Фиговые листки-то и разозлили Мейлера. Эти ватиканцы были моралистами: всем античным статуям они налепили фиговые листки. Но именно они-то и разжигали любопытство, а фигуры выглядели еще более обнаженно-стыдливыми.
— Конечно, — сказал Мейлер, — общество чувствует себя неуютно, когда кто-то начинает разрушать мифы.
Он спросил, что я об этом думаю.
Я ответила, что любая поэтизация веры есть зло.
— И все-таки вера необходима.

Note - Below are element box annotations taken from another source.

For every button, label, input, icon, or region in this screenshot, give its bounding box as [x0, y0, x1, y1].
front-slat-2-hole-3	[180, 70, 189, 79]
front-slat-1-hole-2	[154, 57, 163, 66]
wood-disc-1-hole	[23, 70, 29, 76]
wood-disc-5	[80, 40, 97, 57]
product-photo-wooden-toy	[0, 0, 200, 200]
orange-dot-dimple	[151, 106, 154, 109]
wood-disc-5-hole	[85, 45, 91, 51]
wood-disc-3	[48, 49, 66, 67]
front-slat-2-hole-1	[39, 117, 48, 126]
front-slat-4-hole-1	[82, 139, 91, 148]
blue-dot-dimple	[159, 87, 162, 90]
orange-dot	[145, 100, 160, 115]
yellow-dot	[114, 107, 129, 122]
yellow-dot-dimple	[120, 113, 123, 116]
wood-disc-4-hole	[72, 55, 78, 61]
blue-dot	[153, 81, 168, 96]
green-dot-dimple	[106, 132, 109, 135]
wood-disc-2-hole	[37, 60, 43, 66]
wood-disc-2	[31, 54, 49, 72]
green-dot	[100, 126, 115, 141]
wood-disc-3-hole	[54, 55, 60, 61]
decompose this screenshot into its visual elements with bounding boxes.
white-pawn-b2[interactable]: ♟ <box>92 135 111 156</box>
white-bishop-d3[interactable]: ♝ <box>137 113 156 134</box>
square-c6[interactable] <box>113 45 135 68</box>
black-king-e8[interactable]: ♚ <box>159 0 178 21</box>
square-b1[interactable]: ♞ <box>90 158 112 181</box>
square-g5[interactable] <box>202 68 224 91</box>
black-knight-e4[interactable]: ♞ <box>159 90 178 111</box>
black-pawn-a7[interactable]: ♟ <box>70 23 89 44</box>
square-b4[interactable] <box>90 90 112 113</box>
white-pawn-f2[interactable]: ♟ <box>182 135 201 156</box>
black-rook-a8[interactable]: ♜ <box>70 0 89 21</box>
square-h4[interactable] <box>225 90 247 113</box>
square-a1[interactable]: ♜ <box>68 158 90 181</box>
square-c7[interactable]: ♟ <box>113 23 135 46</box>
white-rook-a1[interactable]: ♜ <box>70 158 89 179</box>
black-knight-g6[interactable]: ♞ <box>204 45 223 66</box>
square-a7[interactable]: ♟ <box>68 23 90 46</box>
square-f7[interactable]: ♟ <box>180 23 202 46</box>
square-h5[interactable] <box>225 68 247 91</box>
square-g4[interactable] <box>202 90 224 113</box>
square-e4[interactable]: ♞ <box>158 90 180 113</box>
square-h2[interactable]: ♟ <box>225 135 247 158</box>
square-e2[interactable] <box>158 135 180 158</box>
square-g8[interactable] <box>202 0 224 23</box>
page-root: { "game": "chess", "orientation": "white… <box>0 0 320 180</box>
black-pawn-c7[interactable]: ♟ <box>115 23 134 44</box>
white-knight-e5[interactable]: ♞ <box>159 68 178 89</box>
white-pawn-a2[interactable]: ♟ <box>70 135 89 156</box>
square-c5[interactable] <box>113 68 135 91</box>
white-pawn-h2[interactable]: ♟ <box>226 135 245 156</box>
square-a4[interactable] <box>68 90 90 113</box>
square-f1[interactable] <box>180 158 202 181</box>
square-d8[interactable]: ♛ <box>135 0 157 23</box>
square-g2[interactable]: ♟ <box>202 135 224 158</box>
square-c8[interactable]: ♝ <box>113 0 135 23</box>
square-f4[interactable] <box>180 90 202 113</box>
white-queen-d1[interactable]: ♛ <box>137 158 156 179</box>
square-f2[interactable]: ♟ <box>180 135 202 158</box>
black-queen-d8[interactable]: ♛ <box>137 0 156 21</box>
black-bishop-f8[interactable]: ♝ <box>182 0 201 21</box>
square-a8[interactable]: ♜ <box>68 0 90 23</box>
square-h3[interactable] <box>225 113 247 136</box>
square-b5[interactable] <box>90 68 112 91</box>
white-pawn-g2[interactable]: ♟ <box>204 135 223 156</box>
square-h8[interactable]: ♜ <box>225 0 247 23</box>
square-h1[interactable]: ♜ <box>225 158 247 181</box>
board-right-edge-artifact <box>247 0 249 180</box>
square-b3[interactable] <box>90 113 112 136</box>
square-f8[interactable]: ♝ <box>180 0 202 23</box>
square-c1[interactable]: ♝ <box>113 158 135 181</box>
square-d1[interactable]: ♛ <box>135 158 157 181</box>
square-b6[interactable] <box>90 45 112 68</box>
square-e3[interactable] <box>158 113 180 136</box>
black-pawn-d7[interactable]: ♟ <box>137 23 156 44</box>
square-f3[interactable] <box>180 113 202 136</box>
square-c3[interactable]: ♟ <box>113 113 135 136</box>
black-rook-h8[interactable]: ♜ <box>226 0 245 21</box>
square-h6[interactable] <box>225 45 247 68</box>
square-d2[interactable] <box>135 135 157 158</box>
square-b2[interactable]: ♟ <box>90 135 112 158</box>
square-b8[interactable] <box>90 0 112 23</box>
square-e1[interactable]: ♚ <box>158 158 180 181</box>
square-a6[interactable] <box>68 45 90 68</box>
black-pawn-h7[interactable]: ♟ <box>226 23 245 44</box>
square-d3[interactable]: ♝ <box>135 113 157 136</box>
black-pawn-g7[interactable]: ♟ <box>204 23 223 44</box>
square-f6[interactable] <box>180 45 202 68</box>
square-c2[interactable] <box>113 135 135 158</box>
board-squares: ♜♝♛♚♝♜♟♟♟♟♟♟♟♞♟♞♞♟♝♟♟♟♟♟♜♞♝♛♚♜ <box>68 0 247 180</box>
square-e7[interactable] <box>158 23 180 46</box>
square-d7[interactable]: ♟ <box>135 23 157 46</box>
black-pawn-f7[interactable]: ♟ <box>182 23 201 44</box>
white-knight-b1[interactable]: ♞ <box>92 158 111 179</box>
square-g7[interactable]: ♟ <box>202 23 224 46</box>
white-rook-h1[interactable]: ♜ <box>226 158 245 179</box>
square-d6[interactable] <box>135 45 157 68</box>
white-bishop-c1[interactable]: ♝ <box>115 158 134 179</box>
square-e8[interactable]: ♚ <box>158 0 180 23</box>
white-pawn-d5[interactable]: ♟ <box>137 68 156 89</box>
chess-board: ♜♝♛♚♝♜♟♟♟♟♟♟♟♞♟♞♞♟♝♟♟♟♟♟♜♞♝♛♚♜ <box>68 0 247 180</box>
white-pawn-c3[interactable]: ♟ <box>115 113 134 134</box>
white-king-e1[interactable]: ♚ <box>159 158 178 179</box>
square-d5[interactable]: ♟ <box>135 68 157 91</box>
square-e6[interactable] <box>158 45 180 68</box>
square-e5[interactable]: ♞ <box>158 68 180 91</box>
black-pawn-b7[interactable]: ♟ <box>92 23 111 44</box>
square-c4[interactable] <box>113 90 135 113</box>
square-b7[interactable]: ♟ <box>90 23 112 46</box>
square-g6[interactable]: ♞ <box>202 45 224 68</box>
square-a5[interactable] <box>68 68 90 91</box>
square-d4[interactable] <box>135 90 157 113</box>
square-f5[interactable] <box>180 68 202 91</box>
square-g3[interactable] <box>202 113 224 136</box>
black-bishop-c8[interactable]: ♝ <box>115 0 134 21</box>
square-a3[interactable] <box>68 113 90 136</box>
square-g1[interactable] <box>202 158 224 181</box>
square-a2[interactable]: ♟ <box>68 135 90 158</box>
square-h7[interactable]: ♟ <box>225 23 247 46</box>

Потому что те, кто занимается поисками истины, всегда бывают больше биты, чем те, которые просто верят.
— Это ничего не значит. Сейчас уже во всем мире разрушают мифы.
Так сказал Константин.
Мяртэн сказал:
— Дай мне руку.
Я дала.
Он положил мне на ладонь Ватиканскую лиру. Неужели он ходил за нею в какой-нибудь Банко ди Санто Спирито?
— Твоему сыну, — сказал он.
Сама я совсем забыла про свое обещание сыну.
— Мяртэн, — смогла лишь выговорить я, держа лиру на раскрытой ладони, — ты помнил даже об этом.
Почему я была грустная?
Ведь для меня повторилась весна.
Я видела, как Примавера шла стремительным шагом через апельсиновые рощи. Босая, с цветами в спутавшихся волосах, с венком из трав на шее. Но у рта складка боли, в глазах затаенная забота и печаль.
Феврония сказала Мейлеру с восхищением:
— Смотрите, как точно рисовали в старину. Это были действительно великие художники.
— А как же, — ответил Мейлер, — сразу видно, что одежда Иосифа из козлиной шерсти. Хорошо все то, что можно рассмотреть глазами и потрогать руками.
Из-за Февронии я была вялой и невыспавшейся.
Половину ночи она укладывала чемодан. Вынимала оттуда покупки, упаковывала заново, лучше, как ей казалось. Укладывала, разворачивала, заворачивала, снова укладывала. Шелестела бумагой и рассуждала вслух, как разместить все, что не могло вместиться.
Потом она пошла в ванную. Долго плескалась там. Когда я уже решила, что она завершила свою обычную возню, Феврония принялась стирать белье.
Едва я задремала, как услыхала щелчки вновь открываемых замков чемодана.